Началось плавное круженье, в центре коего были они трое – три сердца, над которыми ночь раскинула свои крылья. Каждое гляделось в себя, а над ними витала общность всего живого. Они чувствовали за горизонтом необъятность Вселенной, ее текучесть и бесконечность, но спокойно ставили ей границу, имевшую начало и конец и носившую имя – Жизнь.

 

Они не забылись: вот уже Лилиан Дюнкерк потребовала себе изобретенный Каем коктейль из козьих сливок, Marasquino di Zara, небольшого количества вермута и нескольких капель ангостуры. И разве удивительно было то, что для себя Кай принес графин коньяку, а для Фруте – толстенную салями, реквизированную у кока?
Так они торжествующе встретили зарю.

 

Текли дни, и никто их не считал. Приподнятое настроение все еще длилось, возводя над яхтой арку от горизонта до горизонта.
Но вот наступил день, когда опять заявили о себе часы, и время, и сроки. Яхта держала курс на Неаполь и Палермо.
В последние ночи бушевал шторм, и незакрепленные предметы в каютах катались, гремя в темноте, как ружейные выстрелы.
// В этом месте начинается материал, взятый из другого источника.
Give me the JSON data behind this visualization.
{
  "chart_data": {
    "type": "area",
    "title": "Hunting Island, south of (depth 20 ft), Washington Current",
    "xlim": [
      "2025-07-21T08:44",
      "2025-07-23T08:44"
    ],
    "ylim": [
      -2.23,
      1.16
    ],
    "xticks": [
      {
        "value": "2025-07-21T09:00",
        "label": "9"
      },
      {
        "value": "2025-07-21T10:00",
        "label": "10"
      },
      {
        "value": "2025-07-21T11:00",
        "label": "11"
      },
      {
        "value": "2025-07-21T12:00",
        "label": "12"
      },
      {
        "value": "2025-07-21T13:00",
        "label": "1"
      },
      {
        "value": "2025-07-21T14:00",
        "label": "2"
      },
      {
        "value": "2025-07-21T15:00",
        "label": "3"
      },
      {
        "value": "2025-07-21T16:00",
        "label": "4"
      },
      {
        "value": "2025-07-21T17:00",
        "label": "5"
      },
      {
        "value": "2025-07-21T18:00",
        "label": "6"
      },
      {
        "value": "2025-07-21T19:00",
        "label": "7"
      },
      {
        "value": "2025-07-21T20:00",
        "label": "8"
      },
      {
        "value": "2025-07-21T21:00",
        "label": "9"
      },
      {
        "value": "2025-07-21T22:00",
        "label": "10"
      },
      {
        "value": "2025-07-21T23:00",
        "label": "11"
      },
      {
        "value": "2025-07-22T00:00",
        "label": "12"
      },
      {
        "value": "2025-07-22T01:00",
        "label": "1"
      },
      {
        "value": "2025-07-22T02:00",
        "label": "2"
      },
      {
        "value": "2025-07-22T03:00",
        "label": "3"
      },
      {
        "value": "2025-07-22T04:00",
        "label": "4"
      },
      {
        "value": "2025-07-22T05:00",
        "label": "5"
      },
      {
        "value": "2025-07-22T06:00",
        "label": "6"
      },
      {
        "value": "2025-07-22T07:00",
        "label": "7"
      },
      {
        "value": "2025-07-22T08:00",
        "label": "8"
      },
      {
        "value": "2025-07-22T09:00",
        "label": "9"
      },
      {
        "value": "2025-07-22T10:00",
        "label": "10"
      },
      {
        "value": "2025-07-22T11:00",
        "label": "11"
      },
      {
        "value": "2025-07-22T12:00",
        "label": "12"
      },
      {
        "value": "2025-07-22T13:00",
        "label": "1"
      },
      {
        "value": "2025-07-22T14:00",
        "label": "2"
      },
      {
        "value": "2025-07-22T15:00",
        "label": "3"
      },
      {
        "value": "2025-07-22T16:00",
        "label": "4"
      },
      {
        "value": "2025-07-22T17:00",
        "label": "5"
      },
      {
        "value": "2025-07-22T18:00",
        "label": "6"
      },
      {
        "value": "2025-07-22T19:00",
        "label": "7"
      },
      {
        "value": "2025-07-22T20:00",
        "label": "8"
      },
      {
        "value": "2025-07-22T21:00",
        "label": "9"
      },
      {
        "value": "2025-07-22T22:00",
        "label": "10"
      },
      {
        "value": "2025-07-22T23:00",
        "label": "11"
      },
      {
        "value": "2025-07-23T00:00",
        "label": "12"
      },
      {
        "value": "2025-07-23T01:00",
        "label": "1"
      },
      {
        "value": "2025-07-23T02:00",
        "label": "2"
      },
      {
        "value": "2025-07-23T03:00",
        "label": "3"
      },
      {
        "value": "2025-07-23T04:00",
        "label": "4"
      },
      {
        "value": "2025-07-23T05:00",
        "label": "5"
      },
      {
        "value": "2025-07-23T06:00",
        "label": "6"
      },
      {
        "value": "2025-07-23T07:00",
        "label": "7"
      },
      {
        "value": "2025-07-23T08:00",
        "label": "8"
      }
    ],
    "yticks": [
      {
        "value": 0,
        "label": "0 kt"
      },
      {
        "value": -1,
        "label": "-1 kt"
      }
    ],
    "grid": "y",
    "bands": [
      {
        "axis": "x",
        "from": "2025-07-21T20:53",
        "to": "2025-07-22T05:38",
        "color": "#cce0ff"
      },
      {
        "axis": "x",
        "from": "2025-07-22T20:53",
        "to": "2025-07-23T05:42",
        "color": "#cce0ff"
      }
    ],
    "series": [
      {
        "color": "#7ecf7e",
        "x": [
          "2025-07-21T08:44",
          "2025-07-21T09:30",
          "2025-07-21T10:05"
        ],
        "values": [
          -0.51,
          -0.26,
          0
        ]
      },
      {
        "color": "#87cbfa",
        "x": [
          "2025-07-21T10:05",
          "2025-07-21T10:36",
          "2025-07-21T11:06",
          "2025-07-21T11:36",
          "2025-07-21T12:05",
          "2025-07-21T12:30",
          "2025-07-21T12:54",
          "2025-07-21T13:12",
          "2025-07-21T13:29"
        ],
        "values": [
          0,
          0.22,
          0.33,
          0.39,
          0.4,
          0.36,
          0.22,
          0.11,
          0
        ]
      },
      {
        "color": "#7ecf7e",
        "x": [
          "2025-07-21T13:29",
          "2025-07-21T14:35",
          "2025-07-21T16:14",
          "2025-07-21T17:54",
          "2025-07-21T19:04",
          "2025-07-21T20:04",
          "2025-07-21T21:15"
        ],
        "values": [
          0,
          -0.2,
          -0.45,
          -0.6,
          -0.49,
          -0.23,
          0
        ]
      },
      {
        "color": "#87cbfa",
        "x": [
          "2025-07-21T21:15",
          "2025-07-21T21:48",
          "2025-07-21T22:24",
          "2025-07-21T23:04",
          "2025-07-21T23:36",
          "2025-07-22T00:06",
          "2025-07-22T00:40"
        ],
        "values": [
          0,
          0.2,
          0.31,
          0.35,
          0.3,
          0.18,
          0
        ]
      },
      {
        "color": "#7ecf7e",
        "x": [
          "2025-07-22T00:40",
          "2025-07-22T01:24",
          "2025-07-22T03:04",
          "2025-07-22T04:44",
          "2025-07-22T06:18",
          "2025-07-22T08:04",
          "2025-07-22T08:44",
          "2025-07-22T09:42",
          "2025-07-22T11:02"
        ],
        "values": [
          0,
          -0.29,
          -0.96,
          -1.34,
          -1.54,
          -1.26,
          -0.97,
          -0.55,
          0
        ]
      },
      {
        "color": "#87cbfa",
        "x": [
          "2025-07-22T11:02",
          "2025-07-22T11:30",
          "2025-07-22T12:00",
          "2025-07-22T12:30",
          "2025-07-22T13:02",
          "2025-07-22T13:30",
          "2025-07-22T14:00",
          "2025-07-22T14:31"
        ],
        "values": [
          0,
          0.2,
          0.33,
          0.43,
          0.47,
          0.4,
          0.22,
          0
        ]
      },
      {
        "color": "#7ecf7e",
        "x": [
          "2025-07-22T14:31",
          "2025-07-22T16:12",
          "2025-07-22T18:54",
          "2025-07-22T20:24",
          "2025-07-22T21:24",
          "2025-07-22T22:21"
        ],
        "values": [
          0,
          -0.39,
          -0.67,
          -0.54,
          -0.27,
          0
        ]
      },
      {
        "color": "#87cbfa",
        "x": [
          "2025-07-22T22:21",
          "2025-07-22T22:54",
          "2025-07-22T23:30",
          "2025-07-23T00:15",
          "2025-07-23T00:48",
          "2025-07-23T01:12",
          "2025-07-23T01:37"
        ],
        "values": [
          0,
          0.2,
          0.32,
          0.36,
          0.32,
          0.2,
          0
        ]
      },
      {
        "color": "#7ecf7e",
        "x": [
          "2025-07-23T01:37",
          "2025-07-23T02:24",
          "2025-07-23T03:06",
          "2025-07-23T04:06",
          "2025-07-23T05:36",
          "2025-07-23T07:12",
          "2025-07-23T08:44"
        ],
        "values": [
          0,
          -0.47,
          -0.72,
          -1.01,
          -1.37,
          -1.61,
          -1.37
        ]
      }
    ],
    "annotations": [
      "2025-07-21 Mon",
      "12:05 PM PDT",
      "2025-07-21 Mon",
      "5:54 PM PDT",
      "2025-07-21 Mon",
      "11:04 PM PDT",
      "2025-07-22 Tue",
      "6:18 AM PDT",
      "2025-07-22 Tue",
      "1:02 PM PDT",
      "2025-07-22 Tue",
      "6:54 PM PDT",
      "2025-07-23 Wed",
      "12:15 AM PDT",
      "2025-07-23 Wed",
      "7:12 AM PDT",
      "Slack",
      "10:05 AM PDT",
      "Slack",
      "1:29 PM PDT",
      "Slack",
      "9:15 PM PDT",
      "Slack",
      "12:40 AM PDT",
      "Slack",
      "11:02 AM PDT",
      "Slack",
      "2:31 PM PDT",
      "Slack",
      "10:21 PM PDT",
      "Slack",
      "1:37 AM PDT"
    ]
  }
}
К утру ветер стихал, но море еще продолжало волноваться. Вода успокаивалась далеко не сразу.
Во второй половине дня на горизонт вползла какая-то бухта. В полдень в небо уже взвился одинокий дымок.
Кай улыбнулся, глядя на Лилиан Дюнкерк.
– Мы не станем ничего опошлять, ибо знаем: то, что было, – неповторимо и безвозвратно. Почувствуем, что это последние часы с их меланхолией и тоской – нюансами счастья. Чего стоило бы счастье без прощания?
Бухта все росла и росла. Она обнесла себя горной цепью и, вырвавшись с обеих сторон из синей дымки, обрела очертания и пространство вокруг. Террасами вверх по склону до вершины горы поднимался город – Неаполь.
Он остался позади – соскользнул в море. Потом с шумом надвинулся роскошный берег Сицилии. У него был другой вид, уже немного тропический. Яхта замедлила ход.
Всего несколько слов. Лилиан Дюнкерк махнула рукой и крикнула:
– Я буду на чемпионате Европы.
Маленькая лодка улетела прочь, и земля, пальмы и люди отделили Кая от яхты.